I read a lot of websites and blogs about food.

I mean a lot.

Like, sometimes I know more about what’s coming out of the latest nutrition studies than I do about whether or not my 11-year old has been singing in the school choir all year without me knowing until I had to sign a permission form for her end of year choir trip (hypothetically speaking of course).

And in all my reading, do you know what I find that a lot of food writers, bloggers and social media gurus like to do more than anything else?  Define and argue.

They like to define the “perfect” diet, and then argue with everyone else about why that diet is right and all other diets are wrong.

Saturated fat is good forSaturated fat is going to kill youWhole grains are a nutrition staple Whole grains are making you sick.

It’s exhausting.

Labels like “vegan,” “paleo,” “vegetarian,” and “primal” are helpful for quickly and easily describing a diet and lifestyle you subscribe to, but they also serve to divide and alienate people who often actually share a lot in common.

Here are two recipes:

Balsamic Asparagus Salad

Thick and Chunky Tomato Sauce on Zucchini Noodles

Can you tell which one is “vegan” and which one is “paleo?”

Nope, because they’re both – both!

As someone who studies nutrition, one thing I have absolutely learned over the last few years is that there is no one diet that is perfect for everyone.  Everyone’s body is different, everyone’s beliefs are different, and everyone’s environment is different.  What’s perfect for your body, your beliefs and your environment, may not work at all for someone else.

And that’s ok.

In all my studying and research, I have only found four principles that I would say are as close to universal as possible when it comes to nutrition:

1. Eat real, whole food as close to its natural form as possible.

2. Eat less sugar.

3. Choose organic as much as possible.

4. Eat mostly plants.

This is my version of the perfect plate:

Perfect Plate

Fill 80% of your plate with the veggies and fruits that you and your body like.  Some will work better for your body than others.  And some will work beautifully for your body, but be horrible for the body of the guy next to you. It’s totally fine.

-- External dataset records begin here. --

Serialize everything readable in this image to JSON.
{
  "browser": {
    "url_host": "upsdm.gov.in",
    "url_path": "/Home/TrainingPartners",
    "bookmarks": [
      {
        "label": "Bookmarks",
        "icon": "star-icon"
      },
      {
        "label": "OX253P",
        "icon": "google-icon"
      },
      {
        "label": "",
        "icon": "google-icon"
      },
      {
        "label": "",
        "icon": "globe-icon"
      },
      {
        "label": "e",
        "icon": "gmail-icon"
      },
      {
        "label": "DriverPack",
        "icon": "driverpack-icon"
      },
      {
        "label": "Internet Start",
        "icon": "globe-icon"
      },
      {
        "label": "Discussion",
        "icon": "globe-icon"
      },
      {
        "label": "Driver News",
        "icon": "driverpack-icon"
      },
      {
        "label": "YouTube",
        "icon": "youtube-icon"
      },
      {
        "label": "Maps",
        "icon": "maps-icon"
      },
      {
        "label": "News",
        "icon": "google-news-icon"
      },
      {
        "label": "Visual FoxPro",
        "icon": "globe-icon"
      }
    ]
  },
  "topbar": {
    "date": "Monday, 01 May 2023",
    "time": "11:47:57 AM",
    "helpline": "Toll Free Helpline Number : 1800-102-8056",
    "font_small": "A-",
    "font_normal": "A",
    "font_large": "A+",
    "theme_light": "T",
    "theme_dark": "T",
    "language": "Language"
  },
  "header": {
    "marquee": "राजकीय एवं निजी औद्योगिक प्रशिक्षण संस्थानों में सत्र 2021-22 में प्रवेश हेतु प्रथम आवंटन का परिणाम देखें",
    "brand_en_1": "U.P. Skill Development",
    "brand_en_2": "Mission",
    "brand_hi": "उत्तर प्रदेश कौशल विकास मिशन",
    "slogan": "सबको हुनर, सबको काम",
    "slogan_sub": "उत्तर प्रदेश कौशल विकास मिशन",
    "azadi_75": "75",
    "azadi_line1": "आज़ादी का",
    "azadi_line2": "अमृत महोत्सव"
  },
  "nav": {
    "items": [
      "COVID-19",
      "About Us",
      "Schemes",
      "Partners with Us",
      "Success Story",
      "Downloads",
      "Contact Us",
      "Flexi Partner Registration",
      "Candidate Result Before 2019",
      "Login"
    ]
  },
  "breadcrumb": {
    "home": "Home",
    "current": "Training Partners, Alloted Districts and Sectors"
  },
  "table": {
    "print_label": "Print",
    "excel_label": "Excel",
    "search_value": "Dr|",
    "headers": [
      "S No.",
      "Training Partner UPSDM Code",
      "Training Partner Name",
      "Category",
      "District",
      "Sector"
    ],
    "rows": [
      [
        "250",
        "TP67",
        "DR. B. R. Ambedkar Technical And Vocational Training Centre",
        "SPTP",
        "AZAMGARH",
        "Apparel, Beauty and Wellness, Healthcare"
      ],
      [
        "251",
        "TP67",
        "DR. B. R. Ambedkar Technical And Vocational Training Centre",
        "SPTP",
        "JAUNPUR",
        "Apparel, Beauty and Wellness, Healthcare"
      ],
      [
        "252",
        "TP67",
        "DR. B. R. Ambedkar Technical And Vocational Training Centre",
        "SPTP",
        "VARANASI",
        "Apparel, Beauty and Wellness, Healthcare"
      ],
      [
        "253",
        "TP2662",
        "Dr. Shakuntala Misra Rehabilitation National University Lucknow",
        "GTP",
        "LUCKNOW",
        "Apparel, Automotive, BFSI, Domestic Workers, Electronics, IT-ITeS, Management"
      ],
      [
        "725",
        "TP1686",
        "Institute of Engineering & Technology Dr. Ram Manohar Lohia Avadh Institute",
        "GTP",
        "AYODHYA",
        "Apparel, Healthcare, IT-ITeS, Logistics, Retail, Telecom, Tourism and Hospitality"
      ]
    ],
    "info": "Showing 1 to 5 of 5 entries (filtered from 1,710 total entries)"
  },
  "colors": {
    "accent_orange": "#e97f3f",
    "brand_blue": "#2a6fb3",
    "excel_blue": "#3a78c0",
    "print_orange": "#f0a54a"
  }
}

On the other 20% of the plate, (sticking with the four principles above) put whatever else makes you feel good and makes your body and soul feel good (grass-fed beef, beans, cheese, nuts, butter, whole grains, wild salmon, seeds, tofu, cupcakes) – go crazy!

It’s that simple.

I want to propose that we all agree to spend less time fighting about the 20% of our plates that we disagree on, and more time sharing ideas, recipes and tips about the 80% that we have in common.

Because, as far as I’m concerned, you can never have too many sweet potato recipes!